Regulatory technology, more commonly known as regtech, is a category of software applications that support regulatory compliance and reporting. Since the global financial crisis of 2008 and 2009, the banking and financial services sector has come under more stringent regulation, thus increasing the emphasis on compliance and reporting, and the emergence of regtech.
The regtech industry is growing. Depending on which resource you reference, it could be worth up to USD 87.17 billion globally by 2028, with a compound annual growth rate of 23.92% (Source: PR Newswire).
Many Caribbean countries already have an international financial services industry that they would want to protect and grow. Regtech is an area that could also be developed to augment and complement the existing service offerings.
Introducing our guest
Jennifer Potter is a strategy-focused business leader based in the British Virgin Islands (BVI). She is on a mission to help businesses thrive through transformation by supporting executives on the path of growth and acquisition. In addition, she designs innovative fintech and regtech solutions, optimising risk mitigation and efficient compliance management, particularly in sectors with increasingly complex regulatory and compliance obligations. As a subject matter expert, she has advised businesses on fintech, regtech, digital money solutions, and corporate operations.
For twenty years, Jennifer managed operations and development as a senior executive with the BVI financial services regulator and is credited with successfully leading multiple development projects above USD 1 million. She holds master’s degrees in Law and Business Administration and a professional designation in Governance, Risk and Compliance. She is currently Head of Operations, Risk, and Compliance for George Henry Partners LP, a legal and professional services firm in the British Virgin Islands.
Insights into our conversation
This conversation with Jennifer is a primer on regtech, since it still appears to be an underdeveloped segment in the Caribbean region. However, there is considerable potential for it to improve local banking and financial services, and the associated customer experience, with deeper integration of the regtech-related systems across organisations.
Having said this, it is important to emphasise procuring and integrating a regtech platform is an investment, not only in money but also in manpower – evidenced by the growing proportion of the total staff assigned to compliance and reporting. Hence, as Jennifer discusses, organisations need to be clear about the benefits they want to realise from leveraging regtech, and may need to explore options to make it more cost-effective.
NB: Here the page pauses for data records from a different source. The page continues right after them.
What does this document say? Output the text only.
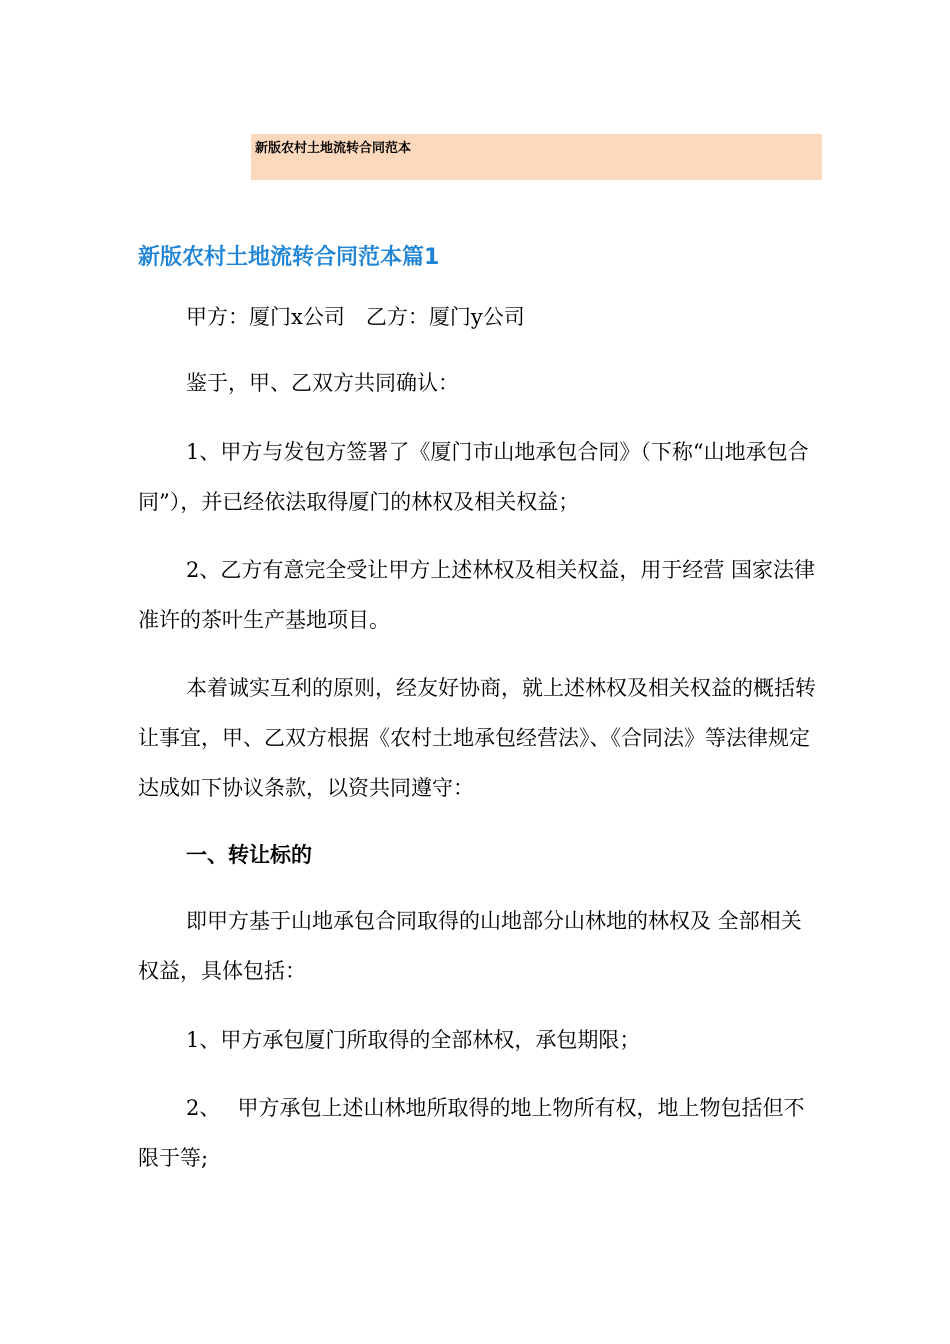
新版农村土地流转合同范本
新版农村土地流转合同范本篇1

甲方：厦门x公司　乙方：厦门y公司

鉴于，甲、乙双方共同确认：

1、甲方与发包方签署了《厦门市山地承包合同》（下称“山地承包合同”），并已经依法取得厦门的林权及相关权益；

2、乙方有意完全受让甲方上述林权及相关权益，用于经营 国家法律准许的茶叶生产基地项目。

本着诚实互利的原则，经友好协商，就上述林权及相关权益的概括转让事宜，甲、乙双方根据《农村土地承包经营法》、《合同法》等法律规定达成如下协议条款，以资共同遵守：

一、转让标的

即甲方基于山地承包合同取得的山地部分山林地的林权及 全部相关权益，具体包括：

1、甲方承包厦门所取得的全部林权，承包期限；

2、　 甲方承包上述山林地所取得的地上物所有权，地上物包括但不限于等;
- To start us off, tell us a bit about yourself, and how you got into regtech.
- What is regtech and how does it work?
- How is regtech useful, and besides banking, what are some of the other industries and ways it is useful?
- Two areas in banking where regtech can be helpful are Know-Your-Customer (KYC) rules and anti-money laundering (AML) compliance obligations. How might that work, especially when in the region, we are still being asked to supply proof of address, proof of income, references, etc., to open an account or complete certain transactions?
- To what degree have traditional banks and financial institutions in the Caribbean region embraced regtech?
- There are still numerous attorneys and law firms across the Caribbean region that are hesitant, or even resistant, to fintech, and the evolution that is being ushered by blockchain technology. What are your thoughts on this?
- Are there any legal or regulatory impediments that currently exist in the region that would hinder regtech development?
- What are some of the key things organisations should consider in order to decide whether they should pursue regtech?
- Within the Caribbean region, where do you see the opportunities for regtech (adoption and or integration)?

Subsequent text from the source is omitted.